We have not found previous reports on the transformation of exploratory protocols to confirmatory published reports, a topic that is highly important because the study type implies certain strengths and limitations to the interpretation of the study results [25, 26]. Such discrepancy in 14 % and 30 % of exploratory and confirmatory trials is problematic. Similarly, the discrepancy in primary endpoints in 41 % of academic clinical drug trials is critical but consistent with earlier findings (33 % to 62 % of RCTs [7, 8, 10]). Discrepancy regarding the primary objective was less frequent but was associated with discrepancy of the primary endpoint (P < 0.0001, χ2, data not shown).

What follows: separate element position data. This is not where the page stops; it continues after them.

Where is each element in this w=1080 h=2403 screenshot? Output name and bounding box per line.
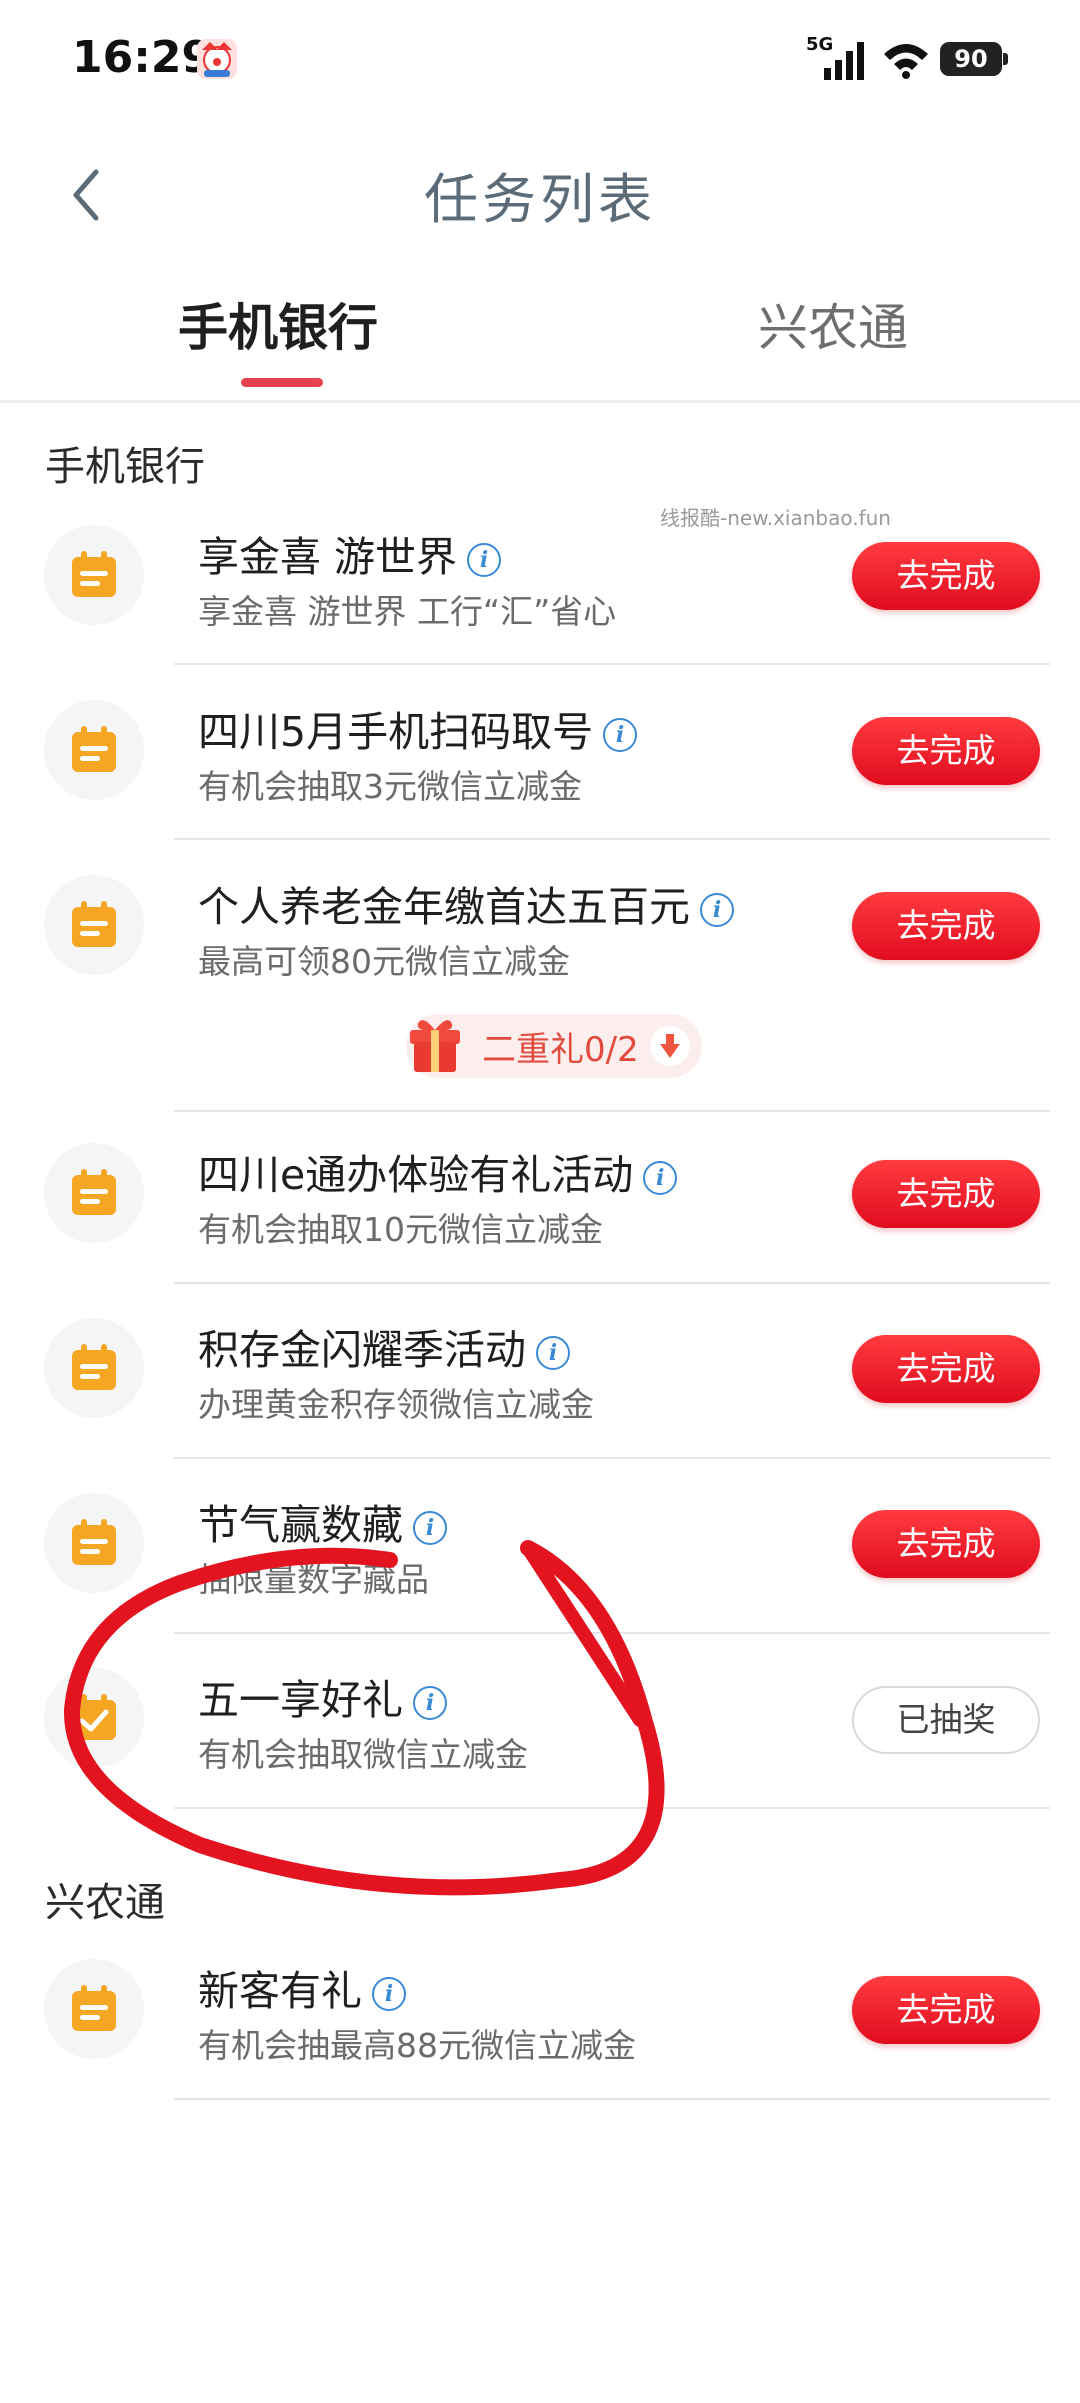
status-bar: 16:29 5G 90 bbox=[0, 0, 1080, 120]
section-title-xingnongtong: 兴农通 bbox=[45, 1880, 165, 1926]
clown-app-icon bbox=[197, 39, 237, 79]
page-title: 任务列表 bbox=[424, 168, 656, 231]
calendar-icon bbox=[72, 1344, 116, 1390]
task-title: 五一享好礼 bbox=[198, 1676, 403, 1724]
task-title: 节气赢数藏 bbox=[198, 1501, 403, 1549]
battery-indicator: 90 bbox=[940, 42, 1008, 76]
calendar-icon bbox=[72, 551, 116, 597]
info-icon[interactable]: i bbox=[467, 543, 502, 577]
task-icon bbox=[44, 1959, 144, 2059]
task-subtitle: 最高可领80元微信立减金 bbox=[198, 942, 570, 981]
complete-task-button[interactable]: 去完成 bbox=[852, 1335, 1040, 1403]
calendar-icon bbox=[72, 1519, 116, 1565]
task-icon bbox=[44, 700, 144, 800]
task-subtitle: 办理黄金积存领微信立减金 bbox=[198, 1385, 594, 1424]
complete-task-button[interactable]: 去完成 bbox=[852, 1160, 1040, 1228]
divider bbox=[174, 663, 1050, 665]
tab-mobile-banking[interactable]: 手机银行 bbox=[178, 288, 378, 360]
complete-task-button[interactable]: 去完成 bbox=[852, 892, 1040, 960]
active-tab-indicator bbox=[241, 378, 323, 387]
calendar-icon bbox=[72, 1985, 116, 2031]
info-icon[interactable]: i bbox=[536, 1336, 570, 1370]
task-icon bbox=[44, 1143, 144, 1243]
status-time: 16:29 bbox=[72, 32, 213, 83]
task-subtitle: 享金喜 游世界 工行“汇”省心 bbox=[198, 592, 617, 631]
task-subtitle: 有机会抽最高88元微信立减金 bbox=[198, 2026, 636, 2065]
info-icon[interactable]: i bbox=[700, 893, 734, 927]
task-title: 个人养老金年缴首达五百元 bbox=[198, 883, 690, 931]
drawn-status-button[interactable]: 已抽奖 bbox=[852, 1686, 1040, 1754]
task-title: 四川5月手机扫码取号 bbox=[198, 708, 594, 756]
task-icon bbox=[44, 1318, 144, 1418]
task-icon bbox=[44, 525, 144, 625]
divider bbox=[174, 2098, 1050, 2100]
divider bbox=[174, 1807, 1050, 1809]
tab-xingnongtong[interactable]: 兴农通 bbox=[758, 288, 908, 360]
arrow-down-icon bbox=[660, 1034, 680, 1058]
divider bbox=[174, 1110, 1050, 1112]
divider bbox=[174, 1632, 1050, 1634]
task-title: 新客有礼 bbox=[198, 1967, 362, 2015]
tabs-divider bbox=[0, 400, 1080, 403]
section-title-mobile-banking: 手机银行 bbox=[45, 444, 205, 490]
calendar-check-icon bbox=[72, 1694, 116, 1740]
calendar-icon bbox=[72, 901, 116, 947]
task-title: 四川e通办体验有礼活动 bbox=[198, 1151, 634, 1199]
gift-progress-text: 二重礼0/2 bbox=[482, 1030, 639, 1070]
calendar-icon bbox=[72, 1169, 116, 1215]
divider bbox=[174, 1282, 1050, 1284]
cellular-signal-icon bbox=[824, 42, 864, 80]
task-title: 享金喜 游世界 bbox=[198, 533, 458, 581]
task-subtitle: 有机会抽取10元微信立减金 bbox=[198, 1210, 603, 1249]
task-icon bbox=[44, 875, 144, 975]
gift-icon bbox=[410, 1020, 460, 1072]
info-icon[interactable]: i bbox=[413, 1511, 447, 1545]
watermark: 线报酷-new.xianbao.fun bbox=[660, 506, 891, 530]
info-icon[interactable]: i bbox=[372, 1977, 406, 2011]
info-icon[interactable]: i bbox=[413, 1686, 447, 1720]
info-icon[interactable]: i bbox=[643, 1161, 678, 1195]
task-subtitle: 有机会抽取3元微信立减金 bbox=[198, 767, 582, 806]
complete-task-button[interactable]: 去完成 bbox=[852, 1976, 1040, 2044]
gift-progress-badge[interactable]: 二重礼0/2 bbox=[406, 1014, 702, 1078]
task-subtitle: 有机会抽取微信立减金 bbox=[198, 1735, 528, 1774]
complete-task-button[interactable]: 去完成 bbox=[852, 717, 1040, 785]
task-subtitle: 抽限量数字藏品 bbox=[198, 1560, 429, 1599]
calendar-icon bbox=[72, 726, 116, 772]
divider bbox=[174, 1457, 1050, 1459]
info-icon[interactable]: i bbox=[603, 718, 638, 752]
task-icon bbox=[44, 1668, 144, 1768]
expand-arrow[interactable] bbox=[650, 1026, 690, 1066]
complete-task-button[interactable]: 去完成 bbox=[852, 1510, 1040, 1578]
divider bbox=[174, 838, 1050, 840]
complete-task-button[interactable]: 去完成 bbox=[852, 542, 1040, 610]
wifi-icon bbox=[884, 44, 928, 79]
task-icon bbox=[44, 1493, 144, 1593]
task-title: 积存金闪耀季活动 bbox=[198, 1326, 526, 1374]
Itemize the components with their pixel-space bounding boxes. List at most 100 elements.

Published reports neither stating nor referencing the protocol-specified (or any other) sample size calculation, and therefore defined as exploratory, were found in 46 % of the confirmatory trials; this figure is comparable to the 53 % reported by Chan [20] and the 59 % by Mhaskar [15]. The transparent reporting of the sample size calculation allows the reader to assess the power and pre-specified relevant clinical benefit of the study [27].

We studied a cohort of trials approved until 2003. Since then, the Clinical Trials Directive has been introduced, and the International Committee of Medical Journal Editors (ICMJE) has facilitated transparency in the reporting of research by requiring clinical trials to be registered in a publicly available database [28]. As of 2011, information on all clinical drug trials approved since May 2004 by the European medicines authorities is publicly available [29, 30]. The information is limited but is directly uploaded by the authorities at the time of approval, thus serving to reduce the problem of retrospective registration. Such resources provide a valuable tool to journal editors and reviewers if kept up to date with accurate information and if used actively during journal review. However, the occurrence of missing or unclear registry data [31, 32] and many trials being registered retrospectively [33] substantiates the continued use of protocols as the primary source of trial characteristics [34]. Evidence of discrepancies, even between trial registries and published reports [4], indicate that a dedicated effort is still required by the researchers as well as the journal editors and reviewers to promote transparency in the reporting of clinical research. Studies assessing the consistency in the reporting of clinical trials should be conducted at regular intervals to ensure a continued improvement in the reporting.

In Denmark, academic trials constitute a third of clinical drug trials [22], with a high proportion of confirmatory trials providing a considerable contribution to the accumulation of clinical evidence. The impact on clinical practice of academic versus commercial trials is unknown, but differences may exist. Probably, commercial trials have their main impact on the registration of drugs, whereas academic drug trials probably have mostly other impacts.

The reasons for discrepancy between protocols and published reports are unknown and may be complex, but it seems there are other motivators than economic driving forces. Previous studies point to reasons such as a lack of clinical importance, lack of statistical significance, and unawareness of the consequences of not reporting all outcomes and protocol changes [8, 35].

Conclusion

In this study, we predefined overall consistency between protocols and published reports as the primary focus and found it to be low for academic clinical drug trials. The discrepancies pose an invisible threat to the validity of trial conclusions. These results indicate a general need for improving the consistency between protocols and the resulting published reports, particularly regarding the definition of the primary endpoint and of the trial as exploratory or confirmatory. Further studies are needed to assess improvements in the reporting of clinical trials over time.